Josefa González Blanco, future Minister of Environment and Natural Resources, recognizes the important relationship between nature and traditional knowledge, in what she calls “biocultural heritage”. This concept challenges the vision of environmental policies in the background because it places indigenous cultures in the spotlight as pillars in nature’s preservation.
“It seems to me that there is a great possibility of looking at nature, biodiversity and natural resources from a different perspective,” says Amelia Arreguín, General Director of EcoMaxei and National Coordinator in Mexico of the Global Youth Biodiversity Network (GYBN)
“NaturAMLO [Josefa González’s agenda] talks about an environmental justice perspective, Josefa’s position is that they will not allow economic development policy to be carried out at the expense of nature. Among the young environmentalists I have heard, there is hope that Mexico will grow with sustainable development and respect for human rights and indigenous peoples, to solve so many socio-environmental conflicts. Particularly forests, it mentions respect, drive for legitimate owners that are the indigenous and local peoples. In fact, discussion of a possible reversing of the Forestry Law has been discussed [recently approved and very controversial for not having consulted indigenous and local communities].”

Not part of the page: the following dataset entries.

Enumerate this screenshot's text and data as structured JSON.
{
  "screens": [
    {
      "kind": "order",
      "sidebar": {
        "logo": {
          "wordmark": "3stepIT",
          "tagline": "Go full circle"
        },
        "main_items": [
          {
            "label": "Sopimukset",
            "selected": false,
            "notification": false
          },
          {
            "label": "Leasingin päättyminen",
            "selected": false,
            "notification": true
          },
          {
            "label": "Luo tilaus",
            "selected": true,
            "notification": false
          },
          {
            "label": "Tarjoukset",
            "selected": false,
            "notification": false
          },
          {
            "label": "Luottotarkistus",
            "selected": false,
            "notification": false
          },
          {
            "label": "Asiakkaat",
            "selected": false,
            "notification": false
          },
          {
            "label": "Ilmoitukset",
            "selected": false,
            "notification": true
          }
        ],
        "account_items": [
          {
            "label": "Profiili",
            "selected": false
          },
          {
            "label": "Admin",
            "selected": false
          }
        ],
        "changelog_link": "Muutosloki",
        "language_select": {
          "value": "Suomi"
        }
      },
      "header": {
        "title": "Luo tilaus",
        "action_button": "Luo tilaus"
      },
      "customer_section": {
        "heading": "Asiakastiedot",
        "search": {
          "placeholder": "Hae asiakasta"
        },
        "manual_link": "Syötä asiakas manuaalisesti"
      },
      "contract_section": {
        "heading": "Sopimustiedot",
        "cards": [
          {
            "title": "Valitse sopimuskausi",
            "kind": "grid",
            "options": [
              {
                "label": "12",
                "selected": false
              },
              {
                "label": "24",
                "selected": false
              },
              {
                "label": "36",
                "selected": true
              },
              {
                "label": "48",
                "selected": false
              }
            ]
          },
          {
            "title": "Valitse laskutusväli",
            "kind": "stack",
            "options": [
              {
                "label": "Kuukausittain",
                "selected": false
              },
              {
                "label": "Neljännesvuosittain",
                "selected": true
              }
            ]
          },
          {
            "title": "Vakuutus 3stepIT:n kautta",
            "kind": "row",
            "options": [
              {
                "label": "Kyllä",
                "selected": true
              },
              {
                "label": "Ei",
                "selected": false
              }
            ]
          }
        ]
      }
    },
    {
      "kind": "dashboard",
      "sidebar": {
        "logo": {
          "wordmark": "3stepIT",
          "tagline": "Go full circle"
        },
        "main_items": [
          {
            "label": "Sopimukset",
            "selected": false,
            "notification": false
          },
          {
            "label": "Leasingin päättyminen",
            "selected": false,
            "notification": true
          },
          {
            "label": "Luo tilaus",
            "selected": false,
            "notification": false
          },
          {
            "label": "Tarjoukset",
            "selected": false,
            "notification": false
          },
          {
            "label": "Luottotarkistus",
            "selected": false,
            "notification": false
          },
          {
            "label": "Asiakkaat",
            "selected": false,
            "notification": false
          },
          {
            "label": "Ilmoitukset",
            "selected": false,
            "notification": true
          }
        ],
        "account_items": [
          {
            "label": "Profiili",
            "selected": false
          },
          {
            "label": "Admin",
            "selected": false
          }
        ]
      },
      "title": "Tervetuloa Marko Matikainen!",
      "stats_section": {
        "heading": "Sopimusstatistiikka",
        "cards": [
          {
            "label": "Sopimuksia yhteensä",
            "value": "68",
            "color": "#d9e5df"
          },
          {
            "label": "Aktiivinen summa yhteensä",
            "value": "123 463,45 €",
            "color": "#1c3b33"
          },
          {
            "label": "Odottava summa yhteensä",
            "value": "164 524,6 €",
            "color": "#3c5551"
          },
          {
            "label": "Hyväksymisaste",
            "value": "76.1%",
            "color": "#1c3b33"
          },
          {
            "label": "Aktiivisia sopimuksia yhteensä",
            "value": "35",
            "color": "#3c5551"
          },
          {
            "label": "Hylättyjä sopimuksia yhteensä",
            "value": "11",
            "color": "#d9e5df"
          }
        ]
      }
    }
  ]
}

- Integral and sustainable development
- Pursuit of human rights
- Self-determination of indigenous peoples and local communities
- Gender mainstreaming and intergenerational principles
- Democratic governance
- Citizen participation
- Governance based on evidence
- Transparency and accountability
- Budget efficiency
- Environmental intersectionality
It is up to Mexican civil society to strengthen itself, to raise its levels of demand and participation, organizations have the task to monitor and ensure that such proposals are effectively brought into fruition. If Not Us, Then Who? will work closely to give testimony, support and disseminate advances and achievements regarding rights of the peoples in charge of preserving Mexican forest’s biodiversity.
This July 1, in the words of Jorge Volpi published by El Pais, “Mexico of social movements and human rights’ activists [triumphed]. Mexico of the disadvantaged, of the forgotten, of the invisible. Mexico of young people who yearn for a better future [which] after Brexit, the United States or Colombia’s disappointments shows that it is possible to imagine a new narrative of hope.”
We wish that Mexico succeeds and sets an example to the rest of the world that sustainable development and respect and integration of indigenous and local communities in the progress is possible.
In addition to the interviewees, we send thanks for his valuable help on composing this article to a great colleague and expert in the subject, who can’t be mentioned because of his job in an important international institution.